Request Labeling and Context Propagation
Next comes request routing, which is how the request actually knows which flow it belongs to. As shown in the image, routing key k1 needs to persist all the way through this chain so a local routing decision can be made to send requests to the test workload instead of the baseline workload.
The easiest way to accomplish this goal is through request headers. Thanks to projects like OpenTelemetry, this process is quite easy. The W3C standard has tracestate and baggage headers, which are well supported in OpenTelemetry. In many languages, it’s possible to add the library and use request headers without any extra effort. In other cases, their use requires reading the request on the incoming side and then pushing that routing key or context to the outgoing side.
In this case, it would use some primitives that are coming from tracing, but the tracing backend itself is not needed. The only thing that’s needed is for every request coming into the service to persist routing key k1 as it passes the request along to the next service in the chain. In special instances, if you’re talking to an external service such as Pub/Sub, the service might not support headers. In this scenario, you would use a query parameter to preserve the context all through the chain.
Finally, we come to the question of how the actual routing occurs. This is a much more local decision. With every service, you want to decide whether to reroute that request to a test workload or continue to send it across to the baseline. There are many approaches, each with advantages and disadvantages. The easiest approach is using Sidecar. A Sidecar container runs alongside your main workload and can handle things like network policy. Adding a Sidecar container can help you intercept that request and make the routing decision. Another approach is to use Istio or some type of service mesh, as the service mesh itself can be taught to route those requests.
For performance-sensitive development efforts, there’s also the option of using L7 protocol interceptors (e.g., HTTP and gRPC) to make the routing decision in the application layer itself. Unless you have a mesh, the Sidecar container route is probably the easiest to adopt.
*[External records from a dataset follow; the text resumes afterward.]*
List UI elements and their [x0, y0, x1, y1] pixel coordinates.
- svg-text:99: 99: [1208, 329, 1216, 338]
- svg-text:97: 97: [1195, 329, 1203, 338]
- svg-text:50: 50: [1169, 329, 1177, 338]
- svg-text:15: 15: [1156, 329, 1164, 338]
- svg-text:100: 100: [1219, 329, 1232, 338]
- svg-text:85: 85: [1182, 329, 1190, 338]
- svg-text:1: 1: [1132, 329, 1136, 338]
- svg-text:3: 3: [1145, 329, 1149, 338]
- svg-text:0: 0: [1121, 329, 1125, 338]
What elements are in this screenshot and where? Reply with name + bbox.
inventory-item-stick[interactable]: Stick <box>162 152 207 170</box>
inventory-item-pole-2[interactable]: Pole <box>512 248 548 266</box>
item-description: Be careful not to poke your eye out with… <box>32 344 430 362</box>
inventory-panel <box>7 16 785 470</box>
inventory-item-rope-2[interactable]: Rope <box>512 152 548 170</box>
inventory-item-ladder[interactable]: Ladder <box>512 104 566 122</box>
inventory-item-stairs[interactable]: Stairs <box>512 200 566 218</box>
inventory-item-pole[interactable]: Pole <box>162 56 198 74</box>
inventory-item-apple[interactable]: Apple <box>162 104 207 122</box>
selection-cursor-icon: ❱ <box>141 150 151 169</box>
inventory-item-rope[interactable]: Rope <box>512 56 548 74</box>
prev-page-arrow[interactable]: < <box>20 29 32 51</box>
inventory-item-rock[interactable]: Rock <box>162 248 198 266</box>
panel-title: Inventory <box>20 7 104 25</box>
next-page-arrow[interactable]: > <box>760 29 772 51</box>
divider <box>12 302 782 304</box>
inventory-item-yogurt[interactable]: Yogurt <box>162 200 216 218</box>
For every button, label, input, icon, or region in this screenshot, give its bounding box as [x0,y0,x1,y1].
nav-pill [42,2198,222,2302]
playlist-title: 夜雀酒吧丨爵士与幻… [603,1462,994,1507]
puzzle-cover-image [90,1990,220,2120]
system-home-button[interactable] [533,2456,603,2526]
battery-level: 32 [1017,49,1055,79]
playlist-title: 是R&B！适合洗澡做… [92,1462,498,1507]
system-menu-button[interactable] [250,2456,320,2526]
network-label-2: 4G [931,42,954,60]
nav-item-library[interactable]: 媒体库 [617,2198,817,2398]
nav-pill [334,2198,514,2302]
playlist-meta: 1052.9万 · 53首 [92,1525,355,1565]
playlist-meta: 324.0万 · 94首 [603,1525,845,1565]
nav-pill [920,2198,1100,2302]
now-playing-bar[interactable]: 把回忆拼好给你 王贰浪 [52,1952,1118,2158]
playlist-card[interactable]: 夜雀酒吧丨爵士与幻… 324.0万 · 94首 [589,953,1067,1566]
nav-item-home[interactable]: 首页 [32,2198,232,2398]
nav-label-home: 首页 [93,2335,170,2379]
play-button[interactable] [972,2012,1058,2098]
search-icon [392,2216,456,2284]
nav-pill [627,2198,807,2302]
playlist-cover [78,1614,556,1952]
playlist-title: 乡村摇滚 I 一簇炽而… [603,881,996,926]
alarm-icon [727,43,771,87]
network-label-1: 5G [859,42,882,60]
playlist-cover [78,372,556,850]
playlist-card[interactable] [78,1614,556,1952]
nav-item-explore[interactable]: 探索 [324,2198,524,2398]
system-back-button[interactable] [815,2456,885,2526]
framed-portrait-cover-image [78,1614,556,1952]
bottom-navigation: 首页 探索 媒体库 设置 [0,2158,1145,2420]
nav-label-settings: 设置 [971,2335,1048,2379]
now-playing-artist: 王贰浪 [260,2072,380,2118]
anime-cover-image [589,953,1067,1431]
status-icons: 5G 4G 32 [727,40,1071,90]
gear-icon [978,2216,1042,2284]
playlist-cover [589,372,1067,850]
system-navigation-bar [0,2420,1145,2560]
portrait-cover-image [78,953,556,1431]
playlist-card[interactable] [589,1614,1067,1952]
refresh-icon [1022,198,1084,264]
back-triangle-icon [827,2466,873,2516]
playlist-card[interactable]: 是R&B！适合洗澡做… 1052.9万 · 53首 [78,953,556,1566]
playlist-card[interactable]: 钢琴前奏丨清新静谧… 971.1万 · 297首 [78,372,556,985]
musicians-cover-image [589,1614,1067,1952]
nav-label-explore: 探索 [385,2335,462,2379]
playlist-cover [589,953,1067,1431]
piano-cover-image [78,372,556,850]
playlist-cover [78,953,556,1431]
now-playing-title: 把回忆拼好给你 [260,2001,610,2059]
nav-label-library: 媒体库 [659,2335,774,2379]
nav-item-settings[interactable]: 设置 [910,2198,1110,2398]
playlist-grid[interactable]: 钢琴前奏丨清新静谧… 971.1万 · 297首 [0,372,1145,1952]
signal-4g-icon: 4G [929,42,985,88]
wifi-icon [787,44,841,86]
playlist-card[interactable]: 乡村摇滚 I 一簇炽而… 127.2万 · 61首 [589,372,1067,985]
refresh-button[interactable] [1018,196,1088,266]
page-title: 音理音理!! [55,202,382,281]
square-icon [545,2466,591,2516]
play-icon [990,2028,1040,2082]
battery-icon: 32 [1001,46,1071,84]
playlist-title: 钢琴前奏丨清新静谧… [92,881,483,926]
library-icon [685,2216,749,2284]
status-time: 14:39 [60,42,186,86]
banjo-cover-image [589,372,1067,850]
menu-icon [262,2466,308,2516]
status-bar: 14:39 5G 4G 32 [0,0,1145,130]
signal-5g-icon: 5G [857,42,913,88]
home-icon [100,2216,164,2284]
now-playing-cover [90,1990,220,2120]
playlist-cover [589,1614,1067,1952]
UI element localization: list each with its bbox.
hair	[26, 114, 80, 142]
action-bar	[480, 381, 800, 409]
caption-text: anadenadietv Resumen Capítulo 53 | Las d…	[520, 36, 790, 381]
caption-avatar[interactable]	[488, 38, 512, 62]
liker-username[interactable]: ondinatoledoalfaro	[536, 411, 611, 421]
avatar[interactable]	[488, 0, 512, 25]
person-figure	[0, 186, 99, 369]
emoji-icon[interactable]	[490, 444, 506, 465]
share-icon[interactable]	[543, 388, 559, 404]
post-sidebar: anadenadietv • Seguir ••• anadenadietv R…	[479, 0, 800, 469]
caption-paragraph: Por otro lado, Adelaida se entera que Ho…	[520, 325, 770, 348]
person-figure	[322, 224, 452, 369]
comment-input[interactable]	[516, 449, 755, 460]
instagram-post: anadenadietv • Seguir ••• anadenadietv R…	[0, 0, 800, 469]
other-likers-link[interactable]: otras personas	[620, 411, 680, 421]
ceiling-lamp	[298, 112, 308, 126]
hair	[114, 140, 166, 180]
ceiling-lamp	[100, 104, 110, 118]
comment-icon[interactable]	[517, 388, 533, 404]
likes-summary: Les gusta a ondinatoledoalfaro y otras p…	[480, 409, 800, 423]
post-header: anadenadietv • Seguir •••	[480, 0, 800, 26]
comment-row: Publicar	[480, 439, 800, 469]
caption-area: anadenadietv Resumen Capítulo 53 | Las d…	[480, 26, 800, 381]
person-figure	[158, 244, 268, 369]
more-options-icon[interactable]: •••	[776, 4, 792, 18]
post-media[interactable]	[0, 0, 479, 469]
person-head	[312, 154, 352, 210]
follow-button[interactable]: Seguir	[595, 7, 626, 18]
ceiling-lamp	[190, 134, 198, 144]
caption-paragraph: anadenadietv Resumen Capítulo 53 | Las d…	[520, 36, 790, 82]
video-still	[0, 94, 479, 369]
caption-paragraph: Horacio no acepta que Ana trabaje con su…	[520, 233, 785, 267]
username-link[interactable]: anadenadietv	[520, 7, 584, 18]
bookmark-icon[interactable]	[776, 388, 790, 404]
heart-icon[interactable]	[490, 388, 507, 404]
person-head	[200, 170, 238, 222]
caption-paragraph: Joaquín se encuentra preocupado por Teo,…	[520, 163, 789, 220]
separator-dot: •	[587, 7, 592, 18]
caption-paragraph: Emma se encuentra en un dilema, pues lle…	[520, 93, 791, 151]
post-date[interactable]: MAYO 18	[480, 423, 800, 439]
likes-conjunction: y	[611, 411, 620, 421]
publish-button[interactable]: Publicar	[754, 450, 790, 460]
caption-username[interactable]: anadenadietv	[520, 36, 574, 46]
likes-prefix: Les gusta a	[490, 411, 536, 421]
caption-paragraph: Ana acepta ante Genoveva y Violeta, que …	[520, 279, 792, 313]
New Possibilities with Sandboxes
Now let’s talk a bit about what these sandboxes enable. First, you can make a backend change no matter how deep it is in your stack and test that change from the front end at any point in time. As a result, you’ll have full confidence that your feature does what it’s supposed to do before you merge code.
Second, multiple sandboxes can work together. A feature can span different microservices and be combined into one routing context so requests can be sent through both of them. That’s one way to realize cross-service testing before moving to a shared staging environment.
Third, because sandboxes are so lightweight – they typically spin up in under 30 seconds – it becomes cost-effective to perform testing at scale. You can easily spin up a lightweight environment to run a few integration tests against real environments. Using this model speeds up the development life cycle considerably without incurring a great deal of cost.
Sandboxes enable you to:
- Test every backend change from the front end (e.g., web app and mobile app).
- Test changes spanning different microservices before merging.
- Facilitate testing across the entire stack.
- Spin up thousands of lightweight environments quickly and easily at low cost.
Teams can create many sandboxes within one physical Kubernetes cluster without the infrastructure expense or operational burden of duplicating physical environments. Large companies like Uber and Lyft have built scalable, in-house testing solutions that rely on this notion of a sandbox. Other companies, like DoorDash, use sandboxes to realize environments that use minimal resources and spin up instantly.